Aaaah, love that word, kvetching. Almost onomatopeic.


----------



## guythegreg (Jun 15, 2012)

MAuer said:


> The business with the statue of the Virgin supposedly took place during the Fall performances. When I saw one of the spring performances with Terfel, it had been (wisely) omitted.


Which goes to show that someone at the Met is listening! In my survey - they send their regular subscribers a survey once a year - they asked about the Opera News controversy, too, so they ARE paying attention.


----------



## guythegreg (Jun 15, 2012)

mamascarlatti said:


> On the other hand J-Flo whirling around in a nun's habit was worth watching.


You know honestly, there was a fair amount of fun stuff in the production, I thought. The shtick with the Countess's scarf, that the phony Hermite uses to reel her in ... the butterflies on sticks ... the dancing nuns ... it wasn't a waste. But the underlying joy in the Glyndebourne production, the underlying philosophy, that basically everyone (not the actors but the characters) is just having a good time and they all know it, that they're all just playing their roles and trying to get as much joy out of it as possible - this seemed to be missing. Marc Laho's wicked grins.
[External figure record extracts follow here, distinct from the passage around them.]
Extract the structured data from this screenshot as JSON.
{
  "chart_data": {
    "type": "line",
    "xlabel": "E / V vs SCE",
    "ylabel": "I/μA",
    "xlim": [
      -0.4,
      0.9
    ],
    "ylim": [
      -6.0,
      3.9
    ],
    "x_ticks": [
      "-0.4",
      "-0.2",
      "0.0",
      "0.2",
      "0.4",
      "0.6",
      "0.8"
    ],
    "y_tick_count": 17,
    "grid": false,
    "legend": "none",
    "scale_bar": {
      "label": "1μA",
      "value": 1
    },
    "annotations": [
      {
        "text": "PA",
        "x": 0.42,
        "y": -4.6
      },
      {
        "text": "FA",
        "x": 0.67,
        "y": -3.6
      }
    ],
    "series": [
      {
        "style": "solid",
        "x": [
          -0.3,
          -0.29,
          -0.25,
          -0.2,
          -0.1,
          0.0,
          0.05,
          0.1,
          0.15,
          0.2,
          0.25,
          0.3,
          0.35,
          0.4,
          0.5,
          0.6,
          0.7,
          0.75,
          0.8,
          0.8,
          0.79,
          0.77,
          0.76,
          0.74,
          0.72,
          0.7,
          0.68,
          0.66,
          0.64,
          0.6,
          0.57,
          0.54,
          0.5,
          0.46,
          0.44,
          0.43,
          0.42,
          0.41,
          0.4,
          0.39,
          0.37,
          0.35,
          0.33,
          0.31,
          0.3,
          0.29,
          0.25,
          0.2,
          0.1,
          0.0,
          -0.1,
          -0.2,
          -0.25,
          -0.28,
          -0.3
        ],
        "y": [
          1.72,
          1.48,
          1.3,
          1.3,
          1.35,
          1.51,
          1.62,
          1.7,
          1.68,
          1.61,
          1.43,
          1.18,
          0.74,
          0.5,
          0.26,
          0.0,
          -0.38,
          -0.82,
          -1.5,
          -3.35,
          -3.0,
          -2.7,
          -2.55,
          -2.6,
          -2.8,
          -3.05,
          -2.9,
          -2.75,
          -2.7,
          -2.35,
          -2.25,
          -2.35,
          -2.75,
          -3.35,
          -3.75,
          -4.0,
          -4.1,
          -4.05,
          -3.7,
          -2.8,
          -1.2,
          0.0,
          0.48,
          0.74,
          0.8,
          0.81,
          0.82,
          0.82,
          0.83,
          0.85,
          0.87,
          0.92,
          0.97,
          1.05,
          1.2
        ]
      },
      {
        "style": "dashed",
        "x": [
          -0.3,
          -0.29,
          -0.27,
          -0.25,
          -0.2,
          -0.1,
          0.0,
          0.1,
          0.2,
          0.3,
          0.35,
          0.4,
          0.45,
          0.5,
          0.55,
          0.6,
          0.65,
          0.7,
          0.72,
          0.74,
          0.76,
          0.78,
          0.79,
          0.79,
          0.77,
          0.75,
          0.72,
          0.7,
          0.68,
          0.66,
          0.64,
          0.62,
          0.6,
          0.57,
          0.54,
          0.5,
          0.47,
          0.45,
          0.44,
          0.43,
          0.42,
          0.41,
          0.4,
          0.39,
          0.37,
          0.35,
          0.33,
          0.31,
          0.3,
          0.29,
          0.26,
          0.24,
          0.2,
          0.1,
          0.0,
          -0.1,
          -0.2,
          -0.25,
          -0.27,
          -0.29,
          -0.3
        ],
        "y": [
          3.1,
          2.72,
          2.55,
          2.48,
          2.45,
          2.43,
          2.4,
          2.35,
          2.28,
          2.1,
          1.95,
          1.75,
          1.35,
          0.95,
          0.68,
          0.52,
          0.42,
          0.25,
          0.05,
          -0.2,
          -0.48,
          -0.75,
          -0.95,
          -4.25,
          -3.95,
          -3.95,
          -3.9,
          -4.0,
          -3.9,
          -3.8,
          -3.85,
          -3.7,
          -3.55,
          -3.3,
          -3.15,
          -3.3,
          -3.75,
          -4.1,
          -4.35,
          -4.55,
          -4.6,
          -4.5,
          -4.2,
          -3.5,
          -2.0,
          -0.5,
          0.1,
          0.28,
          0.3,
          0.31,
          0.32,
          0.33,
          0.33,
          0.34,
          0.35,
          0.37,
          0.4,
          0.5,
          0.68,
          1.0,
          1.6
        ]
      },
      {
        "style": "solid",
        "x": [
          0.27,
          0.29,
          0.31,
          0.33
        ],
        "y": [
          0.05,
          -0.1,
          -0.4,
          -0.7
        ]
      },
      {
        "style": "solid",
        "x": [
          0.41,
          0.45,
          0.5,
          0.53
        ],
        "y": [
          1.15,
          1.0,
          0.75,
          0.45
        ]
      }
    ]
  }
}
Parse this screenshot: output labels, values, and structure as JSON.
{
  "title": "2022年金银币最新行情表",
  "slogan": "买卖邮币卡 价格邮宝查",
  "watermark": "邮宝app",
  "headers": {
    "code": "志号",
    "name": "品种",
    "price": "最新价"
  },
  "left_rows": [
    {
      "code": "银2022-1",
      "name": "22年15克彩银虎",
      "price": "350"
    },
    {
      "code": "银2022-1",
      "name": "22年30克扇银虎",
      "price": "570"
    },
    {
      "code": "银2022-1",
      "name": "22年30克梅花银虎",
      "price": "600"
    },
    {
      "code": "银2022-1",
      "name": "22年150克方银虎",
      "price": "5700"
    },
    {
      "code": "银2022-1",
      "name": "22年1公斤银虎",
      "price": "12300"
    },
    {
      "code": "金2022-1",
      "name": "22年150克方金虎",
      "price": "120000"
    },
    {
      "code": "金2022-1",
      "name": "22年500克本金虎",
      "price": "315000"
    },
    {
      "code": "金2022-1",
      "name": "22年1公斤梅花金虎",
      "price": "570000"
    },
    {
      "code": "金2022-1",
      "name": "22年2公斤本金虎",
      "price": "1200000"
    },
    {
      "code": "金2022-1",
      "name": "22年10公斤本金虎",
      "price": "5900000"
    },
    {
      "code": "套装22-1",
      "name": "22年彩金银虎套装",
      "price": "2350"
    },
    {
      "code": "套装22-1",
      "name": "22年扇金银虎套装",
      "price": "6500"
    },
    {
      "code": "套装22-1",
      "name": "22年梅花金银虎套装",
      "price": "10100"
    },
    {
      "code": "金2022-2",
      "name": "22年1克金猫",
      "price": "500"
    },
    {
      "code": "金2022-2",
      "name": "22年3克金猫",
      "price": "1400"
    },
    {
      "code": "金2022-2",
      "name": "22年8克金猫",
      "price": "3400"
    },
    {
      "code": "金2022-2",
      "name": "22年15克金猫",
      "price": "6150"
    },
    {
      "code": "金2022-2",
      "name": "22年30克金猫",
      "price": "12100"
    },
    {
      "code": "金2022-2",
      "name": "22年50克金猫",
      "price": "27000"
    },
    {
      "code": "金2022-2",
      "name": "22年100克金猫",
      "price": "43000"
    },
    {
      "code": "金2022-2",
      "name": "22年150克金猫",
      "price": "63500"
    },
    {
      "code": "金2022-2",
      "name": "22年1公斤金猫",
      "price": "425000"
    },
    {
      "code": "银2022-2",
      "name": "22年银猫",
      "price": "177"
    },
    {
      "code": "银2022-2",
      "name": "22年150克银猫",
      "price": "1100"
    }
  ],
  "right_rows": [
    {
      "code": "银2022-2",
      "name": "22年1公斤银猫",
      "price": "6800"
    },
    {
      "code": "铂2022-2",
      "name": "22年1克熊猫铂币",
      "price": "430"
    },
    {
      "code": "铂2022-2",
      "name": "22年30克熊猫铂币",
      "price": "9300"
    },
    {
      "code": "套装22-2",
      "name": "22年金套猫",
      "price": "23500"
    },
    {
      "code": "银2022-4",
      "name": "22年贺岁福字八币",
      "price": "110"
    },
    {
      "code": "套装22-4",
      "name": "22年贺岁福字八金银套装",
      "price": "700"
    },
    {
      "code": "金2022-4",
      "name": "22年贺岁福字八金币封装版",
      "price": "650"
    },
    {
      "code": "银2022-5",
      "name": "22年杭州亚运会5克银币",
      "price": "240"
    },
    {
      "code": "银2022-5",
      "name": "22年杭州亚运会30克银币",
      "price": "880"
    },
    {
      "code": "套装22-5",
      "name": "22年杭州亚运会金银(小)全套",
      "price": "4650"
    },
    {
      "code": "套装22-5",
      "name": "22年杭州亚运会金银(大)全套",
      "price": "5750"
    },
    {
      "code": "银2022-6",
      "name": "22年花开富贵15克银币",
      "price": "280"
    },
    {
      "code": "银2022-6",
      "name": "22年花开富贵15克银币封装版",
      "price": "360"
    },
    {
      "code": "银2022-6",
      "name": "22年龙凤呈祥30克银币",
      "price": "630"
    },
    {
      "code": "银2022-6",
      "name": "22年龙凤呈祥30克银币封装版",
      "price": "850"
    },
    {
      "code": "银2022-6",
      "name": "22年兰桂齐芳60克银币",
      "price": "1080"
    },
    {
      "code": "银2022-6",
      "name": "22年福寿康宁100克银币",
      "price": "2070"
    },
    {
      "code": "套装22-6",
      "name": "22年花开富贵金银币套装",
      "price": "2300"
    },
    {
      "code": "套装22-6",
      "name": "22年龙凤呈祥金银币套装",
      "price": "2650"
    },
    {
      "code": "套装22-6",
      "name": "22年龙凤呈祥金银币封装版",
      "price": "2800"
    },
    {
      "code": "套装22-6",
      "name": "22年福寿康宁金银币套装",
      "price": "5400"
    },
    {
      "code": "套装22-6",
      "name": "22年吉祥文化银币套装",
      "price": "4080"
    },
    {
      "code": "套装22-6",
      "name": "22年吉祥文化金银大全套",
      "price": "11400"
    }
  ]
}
Annick Massis' exaggerated, loopy sadness. Jane Shaulis' everything she did. And they SANG so well, too. I don't think even Kathleen Battle ever did the countess' big aria better than Massis did it, and that's going some. I mean, I think they sang as though they were in the studio, and acted as though they were on stage. Well, blah, blah, blah ... lol


----------



## Dakota (Jun 30, 2012)

mamascarlatti said:


> On the other hand J-Flo whirling around in a nun's habit was worth watching.


hahahahahaha J-Flo............ ahahahahahaha I had NOT heard that before, too cute!


----------



## Aksel (Dec 3, 2010)

Dakota said:


> hahahahahaha J-Flo............ ahahahahahaha I had NOT heard that before, too cute!


Not to forget JDiddy.


----------



## mamascarlatti (Sep 23, 2009)

Dakota said:


> hahahahahaha J-Flo............ ahahahahahaha I had NOT heard that before, too cute!


I cannot claim credit for that - Aksel's invention! :tiphat:


----------